O halde, dinci gericiliğin önce toplumsal yaşama nüfuz edebilmesinin, ardından da yeni bir toplumsallık yaratabilmesinin, ancak bir orta sınıf inşasıyla birlikte mümkün olduğunu görebilmek önem kazanıyor. Ayrıca, orta sınıfa ait ethos’un 1 dinci ve Kemalist orta sınıfları ayrıştırmaktan çok, ortak sınıfsal reflekslerle donattığını, bu anlamda aralarındaki söylemsel karşıtlıkların bir orta sınıf parantezine alınarak anlamlandırılması gerektiğini de şimdiden belirtmek durumundayız. Bu yazının niyeti de, böylesi bir çözümlemenin belki ipuçlarını, belki de ilk adımlarını atmaktır.

Orta sınıf parantezi

Sorunun ele alınışını kolaylaştırmak adına, bir çerçeve çizerek işe başlayabiliriz. Bu çerçevenin üç ayağı bulunmaktadır. Birincisi, orta sınıf yaşamının değişmez teması olarak görebileceğimiz sınıf atlama uğraşı ve piyasa koşullarında avantajlı bir konum elde etme arzusu; ikincisi, eğitim olanakları konusunda son derece duyarlı bir algı ve statü kaygısı; üçüncüsü ise, boş zaman ve eğlence alışkanlıklarından oluşan bir gösterişçi tüketim merakıdır. Bu üç ayağı birbirine bağlayan ve bu anlamda orta sınıf kültürüne az çok dayanıklılık sağlayan da, orta sınıf ethos’unun tanımlayıcı unsuru olan ayrıştırıcı (distinctive) kültürel pratiklerdir.
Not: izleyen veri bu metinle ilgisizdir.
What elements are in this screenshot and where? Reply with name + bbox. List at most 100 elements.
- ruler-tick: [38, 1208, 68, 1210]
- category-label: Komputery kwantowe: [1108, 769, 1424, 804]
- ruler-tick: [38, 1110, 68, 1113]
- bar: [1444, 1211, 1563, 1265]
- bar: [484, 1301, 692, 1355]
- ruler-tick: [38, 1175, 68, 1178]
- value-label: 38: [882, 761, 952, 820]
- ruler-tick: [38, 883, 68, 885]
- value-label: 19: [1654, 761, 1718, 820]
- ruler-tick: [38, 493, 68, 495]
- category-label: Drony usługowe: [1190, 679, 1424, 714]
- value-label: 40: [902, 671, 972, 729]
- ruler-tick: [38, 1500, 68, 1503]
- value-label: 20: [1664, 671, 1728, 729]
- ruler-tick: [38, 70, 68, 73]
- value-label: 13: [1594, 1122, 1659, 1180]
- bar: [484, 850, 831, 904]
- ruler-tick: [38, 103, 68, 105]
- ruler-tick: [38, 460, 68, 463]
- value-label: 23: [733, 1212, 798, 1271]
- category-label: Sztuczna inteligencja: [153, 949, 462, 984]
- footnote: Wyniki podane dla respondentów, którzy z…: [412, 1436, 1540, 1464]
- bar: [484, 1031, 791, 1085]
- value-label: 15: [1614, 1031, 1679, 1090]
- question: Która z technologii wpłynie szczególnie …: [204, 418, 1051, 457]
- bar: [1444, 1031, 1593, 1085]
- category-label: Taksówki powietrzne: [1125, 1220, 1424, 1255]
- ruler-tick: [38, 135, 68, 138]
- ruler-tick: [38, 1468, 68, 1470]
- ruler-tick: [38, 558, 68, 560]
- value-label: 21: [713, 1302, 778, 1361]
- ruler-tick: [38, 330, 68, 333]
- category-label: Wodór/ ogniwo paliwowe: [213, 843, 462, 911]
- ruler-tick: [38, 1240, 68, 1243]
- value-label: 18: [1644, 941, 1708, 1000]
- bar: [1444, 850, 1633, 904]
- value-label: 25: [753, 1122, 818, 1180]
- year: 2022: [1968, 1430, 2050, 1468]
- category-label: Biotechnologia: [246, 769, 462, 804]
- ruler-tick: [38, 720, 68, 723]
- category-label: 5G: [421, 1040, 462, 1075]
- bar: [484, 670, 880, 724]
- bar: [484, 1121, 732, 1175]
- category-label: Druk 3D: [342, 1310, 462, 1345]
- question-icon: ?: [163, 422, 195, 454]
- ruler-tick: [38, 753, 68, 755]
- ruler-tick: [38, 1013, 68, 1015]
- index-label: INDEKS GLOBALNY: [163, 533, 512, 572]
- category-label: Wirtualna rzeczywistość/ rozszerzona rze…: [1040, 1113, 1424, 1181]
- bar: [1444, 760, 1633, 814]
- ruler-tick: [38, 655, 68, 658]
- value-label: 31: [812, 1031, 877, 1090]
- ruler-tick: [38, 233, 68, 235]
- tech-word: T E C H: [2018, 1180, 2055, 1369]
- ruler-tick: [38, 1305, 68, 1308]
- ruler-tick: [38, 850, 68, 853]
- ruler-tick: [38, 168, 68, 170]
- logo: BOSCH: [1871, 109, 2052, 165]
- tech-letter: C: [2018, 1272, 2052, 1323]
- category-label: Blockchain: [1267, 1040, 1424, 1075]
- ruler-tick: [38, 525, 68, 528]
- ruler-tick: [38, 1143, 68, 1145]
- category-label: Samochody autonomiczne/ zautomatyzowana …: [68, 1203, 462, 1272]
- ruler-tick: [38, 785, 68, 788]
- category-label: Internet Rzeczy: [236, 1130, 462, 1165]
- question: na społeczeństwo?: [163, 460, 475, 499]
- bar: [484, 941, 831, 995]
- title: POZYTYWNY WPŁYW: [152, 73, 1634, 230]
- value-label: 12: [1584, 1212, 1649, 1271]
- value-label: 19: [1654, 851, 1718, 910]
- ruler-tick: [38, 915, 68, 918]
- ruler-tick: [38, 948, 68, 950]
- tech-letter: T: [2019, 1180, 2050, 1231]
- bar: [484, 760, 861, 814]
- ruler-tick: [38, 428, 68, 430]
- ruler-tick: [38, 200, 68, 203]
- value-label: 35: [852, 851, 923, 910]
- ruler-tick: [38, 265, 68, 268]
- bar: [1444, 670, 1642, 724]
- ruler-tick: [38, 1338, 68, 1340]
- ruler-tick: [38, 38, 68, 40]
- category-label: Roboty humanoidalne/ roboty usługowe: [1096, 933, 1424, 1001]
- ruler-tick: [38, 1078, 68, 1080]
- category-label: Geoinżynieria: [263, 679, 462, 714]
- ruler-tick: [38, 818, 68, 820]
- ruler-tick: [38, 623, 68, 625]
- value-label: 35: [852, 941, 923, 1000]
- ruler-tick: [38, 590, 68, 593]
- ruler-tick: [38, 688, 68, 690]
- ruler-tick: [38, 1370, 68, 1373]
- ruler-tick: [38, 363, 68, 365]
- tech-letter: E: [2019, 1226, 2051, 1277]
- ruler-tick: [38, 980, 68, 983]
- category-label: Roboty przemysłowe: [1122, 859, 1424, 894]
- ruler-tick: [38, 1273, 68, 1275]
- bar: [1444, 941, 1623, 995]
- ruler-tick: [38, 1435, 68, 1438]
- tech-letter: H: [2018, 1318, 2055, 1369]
Sınıf atlama uğraşı konusunda orta sınıf yaşamının gösterdiği gayretkeşliğin en önemli nedeni, kuşkusuz, orta sınıf olmanın rahatız edici ve tedirginlik verici doğasıdır. Toplumsal yapının “alt” ve “üst” sınıfları arasında sıkışıp kalmak, sadece bu sıkışmanın değil, aynı zamanda bu durumun ne kadar süreceğine dair bir belirsizliğin de ifadesidir. 2 Daha açık bir deyişle, orta sınıfların sınıf atlama uğraşının arkasında, bu “orta”nın bir gün mutlaka aşağıya ya da yukarıya doğru hareket edeceği biçimindeki örtük içgörü yatmaktadır. Yani orta sınıf yaşamı, süre giden bir kırmızı alarm durumudur.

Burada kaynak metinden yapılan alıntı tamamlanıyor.